The process is a couple of years away from completion, but the local urgency is well-founded because the stakes could not be higher for the Lynn public schools and local students and their parents when it comes to getting a new middle school built.
A visit to the existing Pickering, outside Wyoma Square, triggers competing emotions of pride and shame. The sense of pride is rooted in seeing students, teachers and other school employees shoulder the task of education in a building constructed before World War I ended. The feeling of shame comes from seeing the same people learning and teaching in water-stained classrooms and hallways long past showing their age.

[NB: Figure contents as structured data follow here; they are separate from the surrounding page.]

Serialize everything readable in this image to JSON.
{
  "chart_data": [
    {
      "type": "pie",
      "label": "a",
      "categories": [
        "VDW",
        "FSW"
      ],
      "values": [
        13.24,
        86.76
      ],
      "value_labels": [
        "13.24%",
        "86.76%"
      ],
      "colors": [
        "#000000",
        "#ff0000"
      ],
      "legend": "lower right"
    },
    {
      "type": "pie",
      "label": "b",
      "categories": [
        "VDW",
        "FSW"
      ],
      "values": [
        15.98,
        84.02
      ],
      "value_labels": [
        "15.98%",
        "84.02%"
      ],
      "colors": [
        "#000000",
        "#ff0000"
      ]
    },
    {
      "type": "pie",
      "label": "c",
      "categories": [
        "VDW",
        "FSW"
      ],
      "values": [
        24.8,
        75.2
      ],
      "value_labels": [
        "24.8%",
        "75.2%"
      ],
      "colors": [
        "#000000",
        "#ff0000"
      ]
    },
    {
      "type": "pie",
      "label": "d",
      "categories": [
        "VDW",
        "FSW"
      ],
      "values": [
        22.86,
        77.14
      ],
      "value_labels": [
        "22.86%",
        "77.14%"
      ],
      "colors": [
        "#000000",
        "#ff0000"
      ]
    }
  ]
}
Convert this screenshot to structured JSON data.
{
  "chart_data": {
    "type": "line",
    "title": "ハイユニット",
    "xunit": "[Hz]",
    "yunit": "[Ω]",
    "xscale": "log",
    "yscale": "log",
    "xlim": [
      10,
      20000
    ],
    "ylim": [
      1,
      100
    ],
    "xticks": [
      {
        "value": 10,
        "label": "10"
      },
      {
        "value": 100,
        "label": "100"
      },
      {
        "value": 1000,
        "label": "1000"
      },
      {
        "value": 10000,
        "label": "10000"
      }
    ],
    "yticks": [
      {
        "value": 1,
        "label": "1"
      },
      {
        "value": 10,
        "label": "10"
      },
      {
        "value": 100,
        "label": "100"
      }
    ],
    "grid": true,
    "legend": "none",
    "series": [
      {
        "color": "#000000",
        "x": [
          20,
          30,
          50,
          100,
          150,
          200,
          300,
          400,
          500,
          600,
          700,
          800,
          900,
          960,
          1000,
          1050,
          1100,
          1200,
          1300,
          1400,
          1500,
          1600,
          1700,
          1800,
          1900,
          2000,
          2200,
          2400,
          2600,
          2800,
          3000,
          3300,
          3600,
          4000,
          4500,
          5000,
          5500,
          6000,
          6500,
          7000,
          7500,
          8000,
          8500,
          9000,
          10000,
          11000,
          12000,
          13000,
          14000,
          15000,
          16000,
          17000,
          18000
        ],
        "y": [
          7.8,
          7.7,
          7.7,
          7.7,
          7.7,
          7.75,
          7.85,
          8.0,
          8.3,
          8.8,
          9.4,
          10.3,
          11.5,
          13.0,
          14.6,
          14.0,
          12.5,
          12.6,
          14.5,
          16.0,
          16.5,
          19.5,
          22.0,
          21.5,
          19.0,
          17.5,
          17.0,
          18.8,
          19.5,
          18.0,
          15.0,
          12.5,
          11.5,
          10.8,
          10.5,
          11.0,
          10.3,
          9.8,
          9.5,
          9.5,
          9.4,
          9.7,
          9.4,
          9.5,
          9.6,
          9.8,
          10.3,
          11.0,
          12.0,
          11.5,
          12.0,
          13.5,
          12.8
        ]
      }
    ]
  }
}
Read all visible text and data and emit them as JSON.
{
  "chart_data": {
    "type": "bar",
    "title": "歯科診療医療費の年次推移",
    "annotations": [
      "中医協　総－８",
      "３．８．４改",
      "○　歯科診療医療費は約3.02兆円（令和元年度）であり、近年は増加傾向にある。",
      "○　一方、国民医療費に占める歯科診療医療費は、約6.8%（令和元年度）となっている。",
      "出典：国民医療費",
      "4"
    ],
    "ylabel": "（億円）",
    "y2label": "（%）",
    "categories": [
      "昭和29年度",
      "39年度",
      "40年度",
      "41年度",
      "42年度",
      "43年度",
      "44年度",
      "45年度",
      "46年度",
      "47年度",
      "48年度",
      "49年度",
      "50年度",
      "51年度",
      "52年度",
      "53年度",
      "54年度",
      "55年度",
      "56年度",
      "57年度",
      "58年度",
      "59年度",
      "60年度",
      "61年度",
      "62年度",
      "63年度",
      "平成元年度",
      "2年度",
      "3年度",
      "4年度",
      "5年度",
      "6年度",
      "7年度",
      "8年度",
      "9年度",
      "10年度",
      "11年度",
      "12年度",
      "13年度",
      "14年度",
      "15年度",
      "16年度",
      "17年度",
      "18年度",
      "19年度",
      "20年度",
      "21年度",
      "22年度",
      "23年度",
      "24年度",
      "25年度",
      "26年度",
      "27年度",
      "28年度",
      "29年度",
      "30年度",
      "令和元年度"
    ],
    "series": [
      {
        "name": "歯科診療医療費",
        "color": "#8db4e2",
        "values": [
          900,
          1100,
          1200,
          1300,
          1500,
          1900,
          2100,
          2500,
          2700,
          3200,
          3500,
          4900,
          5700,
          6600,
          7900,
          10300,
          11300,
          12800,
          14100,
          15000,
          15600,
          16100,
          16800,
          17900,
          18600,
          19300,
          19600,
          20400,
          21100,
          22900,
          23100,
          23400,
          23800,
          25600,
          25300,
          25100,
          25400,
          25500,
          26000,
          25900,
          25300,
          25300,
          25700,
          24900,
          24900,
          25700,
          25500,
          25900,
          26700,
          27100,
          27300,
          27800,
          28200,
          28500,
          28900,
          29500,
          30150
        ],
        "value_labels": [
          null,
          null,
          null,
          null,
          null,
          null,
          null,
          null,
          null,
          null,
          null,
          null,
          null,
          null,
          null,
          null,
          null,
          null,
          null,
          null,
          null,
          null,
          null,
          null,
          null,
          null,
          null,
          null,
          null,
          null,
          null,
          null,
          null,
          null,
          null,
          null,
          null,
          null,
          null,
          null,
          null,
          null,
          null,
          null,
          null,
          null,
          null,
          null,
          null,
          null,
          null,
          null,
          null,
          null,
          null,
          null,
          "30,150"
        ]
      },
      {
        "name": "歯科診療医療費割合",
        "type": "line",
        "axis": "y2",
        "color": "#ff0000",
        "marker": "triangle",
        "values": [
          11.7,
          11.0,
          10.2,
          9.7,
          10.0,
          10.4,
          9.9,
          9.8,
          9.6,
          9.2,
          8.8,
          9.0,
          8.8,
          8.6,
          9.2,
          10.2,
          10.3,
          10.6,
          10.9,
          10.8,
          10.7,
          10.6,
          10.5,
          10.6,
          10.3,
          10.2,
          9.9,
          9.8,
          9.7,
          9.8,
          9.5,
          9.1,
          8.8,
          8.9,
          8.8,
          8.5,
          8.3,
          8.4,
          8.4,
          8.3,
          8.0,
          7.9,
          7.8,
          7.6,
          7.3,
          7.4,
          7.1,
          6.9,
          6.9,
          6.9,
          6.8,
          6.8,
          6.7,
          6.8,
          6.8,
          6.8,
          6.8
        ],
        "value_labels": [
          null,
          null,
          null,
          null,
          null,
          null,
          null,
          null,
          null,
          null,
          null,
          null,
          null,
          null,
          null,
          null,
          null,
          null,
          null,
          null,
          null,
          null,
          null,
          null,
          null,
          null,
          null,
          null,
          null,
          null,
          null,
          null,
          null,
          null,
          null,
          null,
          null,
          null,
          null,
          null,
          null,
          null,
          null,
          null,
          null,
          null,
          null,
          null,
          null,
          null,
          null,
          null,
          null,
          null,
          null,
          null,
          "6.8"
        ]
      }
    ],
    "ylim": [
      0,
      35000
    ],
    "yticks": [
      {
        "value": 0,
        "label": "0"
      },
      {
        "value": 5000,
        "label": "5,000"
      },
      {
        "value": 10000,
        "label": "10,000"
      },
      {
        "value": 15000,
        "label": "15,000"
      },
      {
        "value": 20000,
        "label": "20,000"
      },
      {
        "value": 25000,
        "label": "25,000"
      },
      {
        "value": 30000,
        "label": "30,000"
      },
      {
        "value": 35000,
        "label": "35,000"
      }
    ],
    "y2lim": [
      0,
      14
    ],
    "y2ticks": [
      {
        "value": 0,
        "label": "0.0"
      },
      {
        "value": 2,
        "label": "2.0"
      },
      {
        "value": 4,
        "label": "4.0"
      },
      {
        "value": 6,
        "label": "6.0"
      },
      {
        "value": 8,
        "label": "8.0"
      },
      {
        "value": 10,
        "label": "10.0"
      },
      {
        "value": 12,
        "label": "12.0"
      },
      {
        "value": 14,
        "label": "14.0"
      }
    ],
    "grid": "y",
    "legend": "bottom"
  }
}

Like a big rock tossed into a calm pond, a new Pickering’s construction will send ripples across the Lynn public schools. With an enrollment pegged at 1,660 students by state school building officials, a new Pickering will be substantially bigger than the almost-completed Marshall Middle School.
Like Marshall, a brand-new Pickering is an opportunity to consign aging albatrosses to the history books and shove middle school education in Lynn firmly into the 21st century. Both schools will have state-of-the-art technology. They will be organized around teaching students using the latest education methods.
Middle school is an unprecedented time of growth in a student’s life from a social standpoint and physical and intellectual development perspective. Middle school students say goodbye to the safe harbor of elementary school and grasp the tools and opportunities that give them a chance to define, for the first time in their young lives, their futures.
Rundown schools — even ones with great teachers — cloud that view beyond the horizon of adolescence. School Superintendent Catherine Latham has eloquently and clearly stated that it is important for local middle schools to give Lynn students reasons to come to school. Those reasons start in the classroom but they extend into elective and extracurricular activities.
Brand-new schools are the best places to influence and inspire young minds. With that thought firmly grasped, let’s hope the momentum behind building a new Pickering does not slacken.